Mais je pense plus fondamentalement encore à la jeunesse, qui est la première des priorités de ce quinquennat, et à l’avenir que nous lui préparons. En la matière, les propositions pour enrichir le texte qui vous seront faites au cours de la discussion seront nombreuses. Dans cet avenir, il importe que l’art et la culture aient toute leur place : par l’éducation artistique et culturelle ; par l’accès à la formation musicale – en particulier dans des conservatoires qui veillent à la diversité des esthétiques et des pratiques ; par la pratique amateur, enfin, qui est pour beaucoup de nos concitoyens – et même beaucoup d’entre nous – l’une des façons de vivre l’art.

Monsieur le rapporteur, mesdames et messieurs les députés, vous l’aurez compris : ce projet de loi est cohérent avec l’ensemble des projets et des dispositions de l’exécutif pour la culture depuis le début de ce quinquennat. Il s’agit d’un acte fondateur pour la culture pour le siècle qui vient, parce qu’il assure que les artistes aient bien une place dans la société de demain et que la culture soit toujours davantage accessible à tous.

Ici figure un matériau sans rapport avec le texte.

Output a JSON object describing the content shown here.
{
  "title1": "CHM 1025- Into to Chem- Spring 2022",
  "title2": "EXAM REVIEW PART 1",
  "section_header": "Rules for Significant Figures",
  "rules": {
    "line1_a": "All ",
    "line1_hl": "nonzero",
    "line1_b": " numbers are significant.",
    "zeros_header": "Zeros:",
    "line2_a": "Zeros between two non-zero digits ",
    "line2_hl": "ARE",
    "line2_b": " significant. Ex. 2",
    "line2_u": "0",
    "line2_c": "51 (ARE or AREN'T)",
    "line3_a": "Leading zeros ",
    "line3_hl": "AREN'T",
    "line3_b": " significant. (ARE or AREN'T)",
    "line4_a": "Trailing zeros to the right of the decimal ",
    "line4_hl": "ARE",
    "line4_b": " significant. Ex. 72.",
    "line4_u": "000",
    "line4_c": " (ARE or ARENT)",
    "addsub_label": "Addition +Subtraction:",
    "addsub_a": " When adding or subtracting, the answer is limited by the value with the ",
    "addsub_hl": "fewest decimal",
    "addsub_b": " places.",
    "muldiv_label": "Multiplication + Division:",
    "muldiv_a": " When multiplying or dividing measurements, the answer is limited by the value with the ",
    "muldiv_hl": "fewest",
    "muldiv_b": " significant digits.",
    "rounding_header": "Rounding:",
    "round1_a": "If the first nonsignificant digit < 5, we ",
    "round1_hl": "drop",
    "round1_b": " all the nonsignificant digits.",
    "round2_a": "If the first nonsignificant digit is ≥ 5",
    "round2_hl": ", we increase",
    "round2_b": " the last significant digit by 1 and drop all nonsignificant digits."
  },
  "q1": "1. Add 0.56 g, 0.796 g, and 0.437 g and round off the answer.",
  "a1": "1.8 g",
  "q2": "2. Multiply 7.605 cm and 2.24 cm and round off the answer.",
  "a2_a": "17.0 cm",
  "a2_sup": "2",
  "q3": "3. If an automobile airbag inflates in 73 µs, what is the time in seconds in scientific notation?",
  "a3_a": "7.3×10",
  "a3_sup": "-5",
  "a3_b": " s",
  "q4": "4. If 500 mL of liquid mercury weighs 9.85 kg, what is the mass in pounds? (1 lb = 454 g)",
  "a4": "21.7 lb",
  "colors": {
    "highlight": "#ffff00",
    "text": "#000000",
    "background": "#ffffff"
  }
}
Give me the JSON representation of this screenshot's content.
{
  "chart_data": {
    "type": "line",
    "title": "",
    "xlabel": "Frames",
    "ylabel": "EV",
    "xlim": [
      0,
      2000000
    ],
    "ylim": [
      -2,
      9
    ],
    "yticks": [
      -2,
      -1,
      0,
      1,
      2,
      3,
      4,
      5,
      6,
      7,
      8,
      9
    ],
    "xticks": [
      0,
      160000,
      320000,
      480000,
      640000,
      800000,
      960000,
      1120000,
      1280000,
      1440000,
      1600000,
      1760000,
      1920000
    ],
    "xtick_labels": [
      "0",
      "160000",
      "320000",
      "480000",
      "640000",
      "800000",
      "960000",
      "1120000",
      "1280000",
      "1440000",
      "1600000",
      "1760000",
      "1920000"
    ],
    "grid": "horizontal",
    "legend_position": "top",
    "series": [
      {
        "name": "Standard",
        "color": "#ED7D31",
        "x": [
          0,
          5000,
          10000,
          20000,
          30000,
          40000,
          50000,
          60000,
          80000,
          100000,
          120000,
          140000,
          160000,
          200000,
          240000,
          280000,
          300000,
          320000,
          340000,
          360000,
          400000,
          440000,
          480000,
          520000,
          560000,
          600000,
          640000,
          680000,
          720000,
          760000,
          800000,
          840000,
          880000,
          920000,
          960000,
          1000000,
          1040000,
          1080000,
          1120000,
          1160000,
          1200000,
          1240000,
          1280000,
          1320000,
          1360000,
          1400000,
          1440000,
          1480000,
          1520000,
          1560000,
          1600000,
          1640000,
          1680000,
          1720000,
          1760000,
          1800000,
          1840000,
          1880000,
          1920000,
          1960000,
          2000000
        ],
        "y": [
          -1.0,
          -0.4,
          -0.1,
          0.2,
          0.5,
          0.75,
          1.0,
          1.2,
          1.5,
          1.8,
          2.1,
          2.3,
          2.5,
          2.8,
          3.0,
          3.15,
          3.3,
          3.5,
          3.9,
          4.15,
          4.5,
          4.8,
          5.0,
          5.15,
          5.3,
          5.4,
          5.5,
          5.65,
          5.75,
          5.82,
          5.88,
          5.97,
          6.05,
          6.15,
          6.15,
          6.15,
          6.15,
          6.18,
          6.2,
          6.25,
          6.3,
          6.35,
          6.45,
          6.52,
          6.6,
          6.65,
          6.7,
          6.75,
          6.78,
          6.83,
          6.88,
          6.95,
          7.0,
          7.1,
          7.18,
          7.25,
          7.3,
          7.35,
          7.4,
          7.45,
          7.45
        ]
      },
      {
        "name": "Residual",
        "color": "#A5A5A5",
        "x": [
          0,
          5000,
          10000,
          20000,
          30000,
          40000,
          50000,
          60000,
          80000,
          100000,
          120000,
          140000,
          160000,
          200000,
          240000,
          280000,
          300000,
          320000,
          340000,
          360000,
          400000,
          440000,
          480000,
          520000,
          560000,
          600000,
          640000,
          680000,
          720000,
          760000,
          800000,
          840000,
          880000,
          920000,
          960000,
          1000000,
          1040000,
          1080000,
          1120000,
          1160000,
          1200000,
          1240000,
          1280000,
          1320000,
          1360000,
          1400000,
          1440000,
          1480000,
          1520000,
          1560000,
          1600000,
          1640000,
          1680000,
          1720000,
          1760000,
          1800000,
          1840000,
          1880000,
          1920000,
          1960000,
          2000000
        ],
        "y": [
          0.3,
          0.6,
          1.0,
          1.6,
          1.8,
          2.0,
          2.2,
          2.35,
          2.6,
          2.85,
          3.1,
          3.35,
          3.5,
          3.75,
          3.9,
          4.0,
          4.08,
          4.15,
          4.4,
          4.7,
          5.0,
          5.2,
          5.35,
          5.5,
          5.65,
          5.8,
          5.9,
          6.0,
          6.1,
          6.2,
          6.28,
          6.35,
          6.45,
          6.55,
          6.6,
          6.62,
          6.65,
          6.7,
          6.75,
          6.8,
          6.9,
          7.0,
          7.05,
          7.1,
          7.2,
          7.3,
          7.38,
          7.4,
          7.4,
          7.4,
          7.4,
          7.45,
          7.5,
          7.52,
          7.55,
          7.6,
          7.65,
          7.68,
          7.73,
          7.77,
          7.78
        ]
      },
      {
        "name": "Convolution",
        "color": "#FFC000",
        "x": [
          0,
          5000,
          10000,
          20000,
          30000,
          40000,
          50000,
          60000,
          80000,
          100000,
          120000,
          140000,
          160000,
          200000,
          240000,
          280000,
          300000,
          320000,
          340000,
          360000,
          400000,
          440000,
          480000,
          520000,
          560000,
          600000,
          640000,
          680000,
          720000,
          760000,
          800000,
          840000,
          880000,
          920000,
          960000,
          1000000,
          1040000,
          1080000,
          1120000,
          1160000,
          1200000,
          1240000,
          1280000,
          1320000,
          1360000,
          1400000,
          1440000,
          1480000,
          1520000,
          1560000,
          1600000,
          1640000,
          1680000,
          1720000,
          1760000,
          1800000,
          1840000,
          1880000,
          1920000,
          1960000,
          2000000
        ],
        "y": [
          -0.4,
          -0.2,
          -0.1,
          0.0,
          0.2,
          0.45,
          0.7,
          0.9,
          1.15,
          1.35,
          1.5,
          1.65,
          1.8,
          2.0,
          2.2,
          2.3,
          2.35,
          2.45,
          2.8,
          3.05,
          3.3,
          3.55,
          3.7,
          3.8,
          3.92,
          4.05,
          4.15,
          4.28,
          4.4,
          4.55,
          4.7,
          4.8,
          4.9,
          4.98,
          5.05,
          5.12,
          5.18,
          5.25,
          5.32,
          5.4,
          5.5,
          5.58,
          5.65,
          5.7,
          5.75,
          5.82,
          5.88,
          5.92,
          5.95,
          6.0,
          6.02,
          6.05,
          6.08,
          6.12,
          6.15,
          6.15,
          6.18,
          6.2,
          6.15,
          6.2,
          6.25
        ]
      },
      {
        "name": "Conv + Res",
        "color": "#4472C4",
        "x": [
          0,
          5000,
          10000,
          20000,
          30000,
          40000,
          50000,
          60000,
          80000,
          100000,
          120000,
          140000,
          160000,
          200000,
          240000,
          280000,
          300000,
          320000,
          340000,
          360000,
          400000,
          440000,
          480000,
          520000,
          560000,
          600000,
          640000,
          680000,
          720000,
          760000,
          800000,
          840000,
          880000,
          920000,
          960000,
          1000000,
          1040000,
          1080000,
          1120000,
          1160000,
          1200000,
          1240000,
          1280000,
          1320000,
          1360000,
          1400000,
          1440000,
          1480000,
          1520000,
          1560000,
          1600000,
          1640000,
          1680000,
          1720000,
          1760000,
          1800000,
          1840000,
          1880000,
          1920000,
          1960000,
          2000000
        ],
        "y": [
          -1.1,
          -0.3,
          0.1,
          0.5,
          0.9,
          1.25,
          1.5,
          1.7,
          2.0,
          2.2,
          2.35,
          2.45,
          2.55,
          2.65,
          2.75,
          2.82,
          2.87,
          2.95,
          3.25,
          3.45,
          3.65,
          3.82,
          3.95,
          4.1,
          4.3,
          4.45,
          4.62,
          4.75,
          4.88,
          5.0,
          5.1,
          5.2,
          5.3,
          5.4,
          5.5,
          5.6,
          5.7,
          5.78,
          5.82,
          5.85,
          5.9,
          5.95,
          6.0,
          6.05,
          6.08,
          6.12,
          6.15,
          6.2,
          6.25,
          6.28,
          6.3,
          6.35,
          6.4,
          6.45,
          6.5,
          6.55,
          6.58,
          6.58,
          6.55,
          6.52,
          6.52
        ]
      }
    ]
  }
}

La culture est l’une de nos plus grandes richesses et doit le demeurer. Je suis convaincue que beaucoup d’entre vous partagent cette ambition et que vous contribuerez à enrichir ce projet de loi.

M. Michel Ménard, président. Merci de cette intervention, madame la ministre. Rappeler l’exigence de liberté d’expression ou de création ne nuit jamais, chaque membre de notre commission a bien évidemment la liberté de s’exprimer lors de cette réunion, avec une exigence : respecter le temps imparti à chacun. Je vous rappelle nos règles : quatre minutes pour les représentants des groupes et deux minutes pour les orateurs suivants. Je souhaite que nous soyons respectueux de cette règle que nous avons fixée ensemble.

M. Michel Pouzol. Je suis très heureux de commencer ce matin l’examen du très attendu projet de loi relatif à la liberté de la création, à l’architecture et au patrimoine, dont j’ai l’honneur d’être le responsable pour le groupe Socialiste, républicain et citoyen, épaulé par mes collègues Sophie Dessus pour la partie patrimoine, Martine Faure pour la partie archéologie – qui s’appuiera largement sur son excellent rapport sur le sujet – et Hervé Féron pour la partie création. Tous trois se sont largement investis sur ce projet de loi à mes côtés et à ceux de notre rapporteur et président de la commission, Patrick Bloche.

Ce texte très attendu est fortement soutenu par notre groupe, puisqu’il est l’aboutissement d’un travail global, mené conjointement par le Gouvernement et les membres de la commission des affaires culturelles et de l’éducation depuis le début de ce quinquennat. Ce texte, ainsi que les amendements que nous proposerons au cours des débats, s’appuie sur le travail collectif que nous avons mené depuis trois ans et qui a été jalonné de plusieurs rapports, dont certaines propositions, sur lesquelles nous avons déjà travaillé en commission, se retrouvent dans le projet de loi.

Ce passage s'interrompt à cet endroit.